The truth is that it is easy to end the sermon right where I started forgetting, just after the going got tough, and the gentle suasions of Saint Paul began to seem unlikely. Isn’t that what most of us do? We find it nearly impossible to believe that all things work together for good. We are offended at the suggestion that if it were so, it might only be so for those who love God. And we are affronted this week by havoc-wreaking gunfire, cloaking itself in the name of Christianity, that took the lives of 92 people in Norway. And tomorrow there will be another atrocity somewhere else.
No wonder I have forgotten the good part of the bishop’s sermon! Where is the good part for those 92 families now grieving their loved ones? Where is the good part for the people whose lives have been ruined in spate of natural disasters recently? Where is the good part for those who live in extreme poverty, as many millions in the world still do?
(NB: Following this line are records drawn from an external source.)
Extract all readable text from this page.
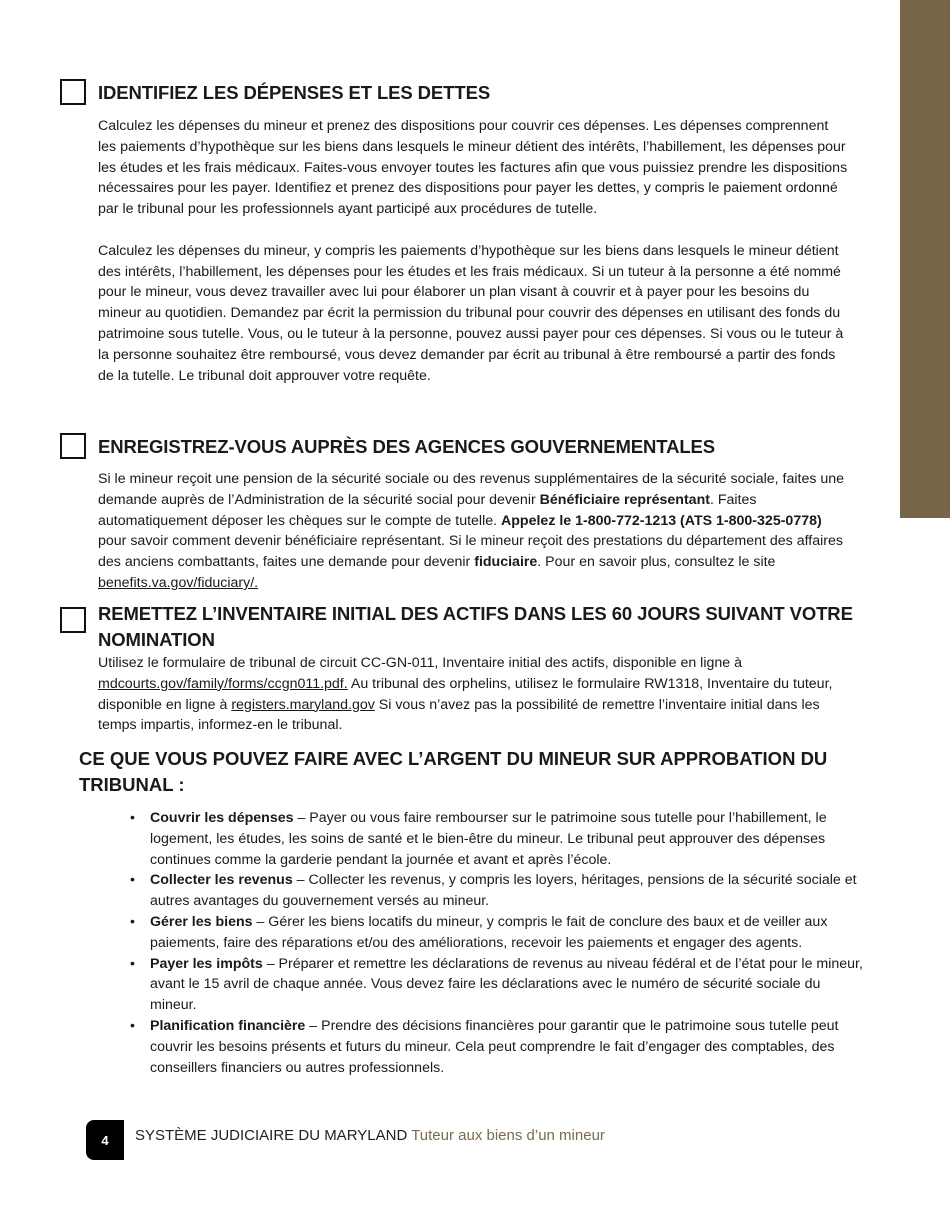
IDENTIFIEZ LES DÉPENSES ET LES DETTES

Calculez les dépenses du mineur et prenez des dispositions pour couvrir ces dépenses. Les dépenses comprennent les paiements d’hypothèque sur les biens dans lesquels le mineur détient des intérêts, l’habillement, les dépenses pour les études et les frais médicaux. Faites-vous envoyer toutes les factures afin que vous puissiez prendre les dispositions nécessaires pour les payer. Identifiez et prenez des dispositions pour payer les dettes, y compris le paiement ordonné par le tribunal pour les professionnels ayant participé aux procédures de tutelle.

Calculez les dépenses du mineur, y compris les paiements d’hypothèque sur les biens dans lesquels le mineur détient des intérêts, l’habillement, les dépenses pour les études et les frais médicaux. Si un tuteur à la personne a été nommé pour le mineur, vous devez travailler avec lui pour élaborer un plan visant à couvrir et à payer pour les besoins du mineur au quotidien. Demandez par écrit la permission du tribunal pour couvrir des dépenses en utilisant des fonds du patrimoine sous tutelle. Vous, ou le tuteur à la personne, pouvez aussi payer pour ces dépenses. Si vous ou le tuteur à la personne souhaitez être remboursé, vous devez demander par écrit au tribunal à être remboursé a partir des fonds de la tutelle. Le tribunal doit approuver votre requête.

ENREGISTREZ-VOUS AUPRÈS DES AGENCES GOUVERNEMENTALES

Si le mineur reçoit une pension de la sécurité sociale ou des revenus supplémentaires de la sécurité sociale, faites une demande auprès de l’Administration de la sécurité social pour devenir Bénéficiaire représentant. Faites automatiquement déposer les chèques sur le compte de tutelle. Appelez le 1-800-772-1213 (ATS 1-800-325-0778) pour savoir comment devenir bénéficiaire représentant. Si le mineur reçoit des prestations du département des affaires des anciens combattants, faites une demande pour devenir fiduciaire. Pour en savoir plus, consultez le site benefits.va.gov/fiduciary/.

REMETTEZ L’INVENTAIRE INITIAL DES ACTIFS DANS LES 60 JOURS SUIVANT VOTRE NOMINATION

Utilisez le formulaire de tribunal de circuit CC-GN-011, Inventaire initial des actifs, disponible en ligne à mdcourts.gov/family/forms/ccgn011.pdf. Au tribunal des orphelins, utilisez le formulaire RW1318, Inventaire du tuteur, disponible en ligne à registers.maryland.gov Si vous n’avez pas la possibilité de remettre l’inventaire initial dans les temps impartis, informez-en le tribunal.

CE QUE VOUS POUVEZ FAIRE AVEC L’ARGENT DU MINEUR SUR APPROBATION DU TRIBUNAL :
• Couvrir les dépenses – Payer ou vous faire rembourser sur le patrimoine sous tutelle pour l’habillement, le logement, les études, les soins de santé et le bien-être du mineur. Le tribunal peut approuver des dépenses continues comme la garderie pendant la journée et avant et après l’école.
• Collecter les revenus – Collecter les revenus, y compris les loyers, héritages, pensions de la sécurité sociale et autres avantages du gouvernement versés au mineur.
• Gérer les biens – Gérer les biens locatifs du mineur, y compris le fait de conclure des baux et de veiller aux paiements, faire des réparations et/ou des améliorations, recevoir les paiements et engager des agents.
• Payer les impôts – Préparer et remettre les déclarations de revenus au niveau fédéral et de l’état pour le mineur, avant le 15 avril de chaque année. Vous devez faire les déclarations avec le numéro de sécurité sociale du mineur.
• Planification financière – Prendre des décisions financières pour garantir que le patrimoine sous tutelle peut couvrir les besoins présents et futurs du mineur. Cela peut comprendre le fait d’engager des comptables, des conseillers financiers ou autres professionnels.
4	SYSTÈME JUDICIAIRE DU MARYLAND Tuteur aux biens d’un mineur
Where is the good part for the unemployed of this country?
As I say, it’s easy to end the sermon before you get to the good part – that’s how life often seems to be for so many people.
I have concluded that I have forgotten the good part of that sermon because it contained no answer to the question, “Why?” – which is what would have amounted to the good part under the circumstances. And an answer never existed. I do not think for one minute that that bishop could explain why his life took such a turn. I do not think he believed he should be able to explain it. What I remember is this – that that bishop, standing in the pulpit with his cane, talking about the cancer that would not too long thereafter take his life, said that he believed more than ever that all things work together for good for those who love God?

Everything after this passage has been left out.